After the training or the result has nothing to do with Portuguese but with English, what did I do wrong?

Test on br/clips/test.csv - WER: 1.000000, CER: 0.699375, loss: 89.459923
--------------------------------------------------------------------------------
Best WER: 
--------------------------------------------------------------------------------
WER: 0.666667, CER: 0.615385, loss: 32.993889
 - wav: file://br/clips/common_voice_pt_19301257.wav
 - src: "daqui a pouco"
 **- res: "one a too"**
--------------------------------------------------------------------------------
WER: 0.666667, CER: 0.700000, loss: 32.972122
 - wav: file://br/clips/common_voice_pt_19287125.wav
 - src: "chanceler do tesouro"
 **- res: "i do so"**
--------------------------------------------------------------------------------
WER: 0.666667, CER: 0.692308, loss: 22.815779
 - wav: file://br/clips/common_voice_pt_19310535.wav
 - src: "abra a janela"
 **- res: "a ran"**
--------------------------------------------------------------------------------
WER: 0.750000, CER: 0.653846, loss: 90.590782
 - wav: file://br/clips/common_voice_pt_19334198.wav
 - src: "as praias eram exuberantes"
 - res: "as to er er "

My configuration:
python3 DeepSpeech.py --train_files br/clips/train.csv --dev_files br/clips/dev.csv --test_files br/clips/test.csv --train_batch_size 10 --dev_batch_size 10 --test_batch_size 10 --n_hidden 2048 --learning_rate 0.0001 --dropout_rate 0.20 --epochs 75 --lm_alpha 0.75 --lm_beta 1.85 --export_dir export/ --checkpoint_dir export/ --export_language pt --alphabet_config_path alphabet.txt --scorer data/lm/kenlm.scorer

othiele · June 2, 2020, 1:17pm

Ah, you need a custom scorer with Portuguese text not the one for English.

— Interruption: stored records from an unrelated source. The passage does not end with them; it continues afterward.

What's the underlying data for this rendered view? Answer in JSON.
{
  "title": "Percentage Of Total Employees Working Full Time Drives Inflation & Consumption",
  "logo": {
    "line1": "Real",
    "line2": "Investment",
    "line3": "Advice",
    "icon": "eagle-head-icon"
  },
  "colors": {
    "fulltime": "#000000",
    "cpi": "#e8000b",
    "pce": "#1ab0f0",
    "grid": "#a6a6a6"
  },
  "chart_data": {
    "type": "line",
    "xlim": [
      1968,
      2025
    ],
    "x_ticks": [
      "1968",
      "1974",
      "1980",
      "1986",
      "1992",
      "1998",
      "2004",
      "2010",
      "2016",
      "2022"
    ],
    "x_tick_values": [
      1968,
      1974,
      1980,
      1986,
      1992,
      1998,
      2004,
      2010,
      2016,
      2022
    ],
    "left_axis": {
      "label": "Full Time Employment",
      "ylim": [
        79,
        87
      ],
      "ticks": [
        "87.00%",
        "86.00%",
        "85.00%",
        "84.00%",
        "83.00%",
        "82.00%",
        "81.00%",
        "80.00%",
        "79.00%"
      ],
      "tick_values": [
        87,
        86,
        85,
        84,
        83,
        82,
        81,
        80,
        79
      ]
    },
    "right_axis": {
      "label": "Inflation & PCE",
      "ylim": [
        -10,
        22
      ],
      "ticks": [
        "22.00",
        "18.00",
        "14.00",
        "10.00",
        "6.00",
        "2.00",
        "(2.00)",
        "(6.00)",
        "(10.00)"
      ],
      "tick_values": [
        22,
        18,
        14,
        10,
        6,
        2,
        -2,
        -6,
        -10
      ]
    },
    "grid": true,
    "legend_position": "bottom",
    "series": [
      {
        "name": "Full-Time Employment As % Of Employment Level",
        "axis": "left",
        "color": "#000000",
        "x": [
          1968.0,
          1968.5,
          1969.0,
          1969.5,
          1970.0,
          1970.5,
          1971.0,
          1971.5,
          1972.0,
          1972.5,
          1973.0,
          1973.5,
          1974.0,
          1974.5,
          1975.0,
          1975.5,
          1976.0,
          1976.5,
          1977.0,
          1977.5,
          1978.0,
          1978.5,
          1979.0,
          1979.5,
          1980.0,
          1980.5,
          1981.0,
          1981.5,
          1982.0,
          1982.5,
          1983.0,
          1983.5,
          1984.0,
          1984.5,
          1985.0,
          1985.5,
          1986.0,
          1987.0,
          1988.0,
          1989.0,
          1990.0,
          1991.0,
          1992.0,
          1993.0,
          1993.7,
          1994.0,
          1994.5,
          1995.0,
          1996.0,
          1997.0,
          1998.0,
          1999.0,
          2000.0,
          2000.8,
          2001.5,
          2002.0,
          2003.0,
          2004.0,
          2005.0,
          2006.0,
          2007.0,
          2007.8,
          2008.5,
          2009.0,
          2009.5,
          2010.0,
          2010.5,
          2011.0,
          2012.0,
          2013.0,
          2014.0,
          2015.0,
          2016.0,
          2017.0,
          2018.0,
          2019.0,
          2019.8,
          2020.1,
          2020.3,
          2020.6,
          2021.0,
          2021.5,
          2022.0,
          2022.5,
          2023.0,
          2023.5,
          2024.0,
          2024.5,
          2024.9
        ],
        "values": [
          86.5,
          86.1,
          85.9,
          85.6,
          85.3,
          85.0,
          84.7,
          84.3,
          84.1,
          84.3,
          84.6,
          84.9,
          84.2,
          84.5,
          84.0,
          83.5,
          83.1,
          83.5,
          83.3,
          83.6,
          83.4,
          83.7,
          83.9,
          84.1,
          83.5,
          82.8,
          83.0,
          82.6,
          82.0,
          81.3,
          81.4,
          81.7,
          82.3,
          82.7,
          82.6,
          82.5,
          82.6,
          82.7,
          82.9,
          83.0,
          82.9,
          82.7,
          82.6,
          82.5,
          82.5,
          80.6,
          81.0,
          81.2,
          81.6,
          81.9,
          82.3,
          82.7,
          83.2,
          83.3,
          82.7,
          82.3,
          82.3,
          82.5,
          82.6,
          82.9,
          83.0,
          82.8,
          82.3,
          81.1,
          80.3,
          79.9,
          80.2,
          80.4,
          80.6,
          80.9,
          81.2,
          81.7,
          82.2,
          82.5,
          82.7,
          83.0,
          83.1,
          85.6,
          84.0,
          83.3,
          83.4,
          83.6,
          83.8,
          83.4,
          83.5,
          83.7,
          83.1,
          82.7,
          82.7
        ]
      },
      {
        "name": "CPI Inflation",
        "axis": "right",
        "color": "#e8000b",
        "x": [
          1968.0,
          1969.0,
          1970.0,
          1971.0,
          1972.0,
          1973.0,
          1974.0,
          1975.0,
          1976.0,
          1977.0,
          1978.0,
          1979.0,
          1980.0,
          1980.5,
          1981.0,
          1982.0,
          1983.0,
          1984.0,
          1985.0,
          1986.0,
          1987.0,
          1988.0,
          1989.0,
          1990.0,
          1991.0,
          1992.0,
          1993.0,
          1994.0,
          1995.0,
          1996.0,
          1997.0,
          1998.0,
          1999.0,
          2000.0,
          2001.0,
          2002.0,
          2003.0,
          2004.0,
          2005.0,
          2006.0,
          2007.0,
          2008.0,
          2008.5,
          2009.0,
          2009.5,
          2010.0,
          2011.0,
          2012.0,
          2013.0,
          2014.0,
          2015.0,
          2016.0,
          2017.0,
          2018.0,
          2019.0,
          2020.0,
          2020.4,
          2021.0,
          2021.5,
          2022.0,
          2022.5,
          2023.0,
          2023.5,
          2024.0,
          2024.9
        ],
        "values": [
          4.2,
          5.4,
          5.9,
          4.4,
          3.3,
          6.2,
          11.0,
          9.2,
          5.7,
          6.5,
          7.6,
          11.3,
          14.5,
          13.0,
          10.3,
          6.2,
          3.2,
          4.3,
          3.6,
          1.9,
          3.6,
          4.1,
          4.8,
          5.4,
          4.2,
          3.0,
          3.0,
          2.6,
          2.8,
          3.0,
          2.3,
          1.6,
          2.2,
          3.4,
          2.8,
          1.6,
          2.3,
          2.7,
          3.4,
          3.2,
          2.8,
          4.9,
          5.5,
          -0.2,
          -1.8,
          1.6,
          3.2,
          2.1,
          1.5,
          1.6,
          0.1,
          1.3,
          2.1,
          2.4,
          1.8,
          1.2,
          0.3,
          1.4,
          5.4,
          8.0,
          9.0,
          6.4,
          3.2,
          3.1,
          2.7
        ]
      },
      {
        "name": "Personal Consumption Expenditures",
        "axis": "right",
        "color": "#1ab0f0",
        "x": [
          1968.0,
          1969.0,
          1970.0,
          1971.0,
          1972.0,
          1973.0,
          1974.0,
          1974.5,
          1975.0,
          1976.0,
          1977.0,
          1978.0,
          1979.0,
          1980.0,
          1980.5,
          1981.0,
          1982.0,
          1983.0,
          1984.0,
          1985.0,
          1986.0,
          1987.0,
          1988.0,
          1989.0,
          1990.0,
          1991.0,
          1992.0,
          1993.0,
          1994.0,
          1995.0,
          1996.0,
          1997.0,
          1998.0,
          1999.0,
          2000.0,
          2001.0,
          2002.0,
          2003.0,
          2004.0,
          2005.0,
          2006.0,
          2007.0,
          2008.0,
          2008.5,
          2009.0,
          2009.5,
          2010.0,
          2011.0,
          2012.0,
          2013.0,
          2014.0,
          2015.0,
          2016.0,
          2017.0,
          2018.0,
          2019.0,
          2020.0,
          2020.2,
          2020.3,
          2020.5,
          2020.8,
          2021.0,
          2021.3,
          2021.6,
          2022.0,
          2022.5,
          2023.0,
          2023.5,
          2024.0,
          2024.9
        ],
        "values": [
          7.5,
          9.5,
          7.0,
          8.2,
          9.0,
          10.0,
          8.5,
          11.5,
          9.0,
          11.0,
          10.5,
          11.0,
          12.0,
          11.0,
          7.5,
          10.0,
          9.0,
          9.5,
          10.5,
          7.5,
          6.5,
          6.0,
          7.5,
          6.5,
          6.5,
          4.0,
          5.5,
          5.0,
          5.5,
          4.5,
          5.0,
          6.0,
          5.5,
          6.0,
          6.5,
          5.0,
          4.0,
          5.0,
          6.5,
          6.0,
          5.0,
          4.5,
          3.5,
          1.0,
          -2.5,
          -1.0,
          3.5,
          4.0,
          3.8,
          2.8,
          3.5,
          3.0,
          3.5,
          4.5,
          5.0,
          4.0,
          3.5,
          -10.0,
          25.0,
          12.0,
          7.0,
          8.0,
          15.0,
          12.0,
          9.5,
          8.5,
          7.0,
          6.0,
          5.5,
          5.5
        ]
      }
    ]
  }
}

Search the forum on how to build a custom scorer.

Jerson_Luiz_de_Paula_Junior · June 2, 2020, 3:31pm

I did not find on the forum how to create a custom score, the documentation:https://deepspeech.readthedocs.io/en/master/Scorer.html explains how to create but I have some doubts.

Is it possible to create from a vocabulary of words or through the transcript of the tsv of the common voice dataset?

othiele · June 2, 2020, 6:20pm

Really? This was the first result of many I found:

Jerson_Luiz_de_Paula_Junior · June 2, 2020, 9:36pm

I have another problem now, any tips:

lmplz --order 2 --text vocabulary.txt --arpa words.arpa Works fine

Error:

> /opt/DeepSpeech/data/lm# python3 generate_package.py --alphabet /opt/DeepSpeech/data/alphabet.txt --lm lm.binary --vocab palavras.txt --package     kenlm.scorer --default_alpha 0.75 --default_beta 1.18

320037 unique words read from vocabulary file.
    Doesn't look like a character based model.
    Using detected UTF-8 mode: False
    Traceback (most recent call last):
      File "generate_package.py", line 153, in <module>
        main()
      File "generate_package.py", line 148, in main
        args.default_beta,
      File "generate_package.py", line 58, in create_bundle
        if err != ds_ctcdecoder.DS_ERR_SCORER_NO_TRIE:
    AttributeError: module 'ds_ctcdecoder' has no attribute 'DS_ERR_SCORER_NO_TRIE'

othiele · June 3, 2020, 7:40am

Really, please learn how to use the search in this forum. This is the second question that is answered by a one minute search.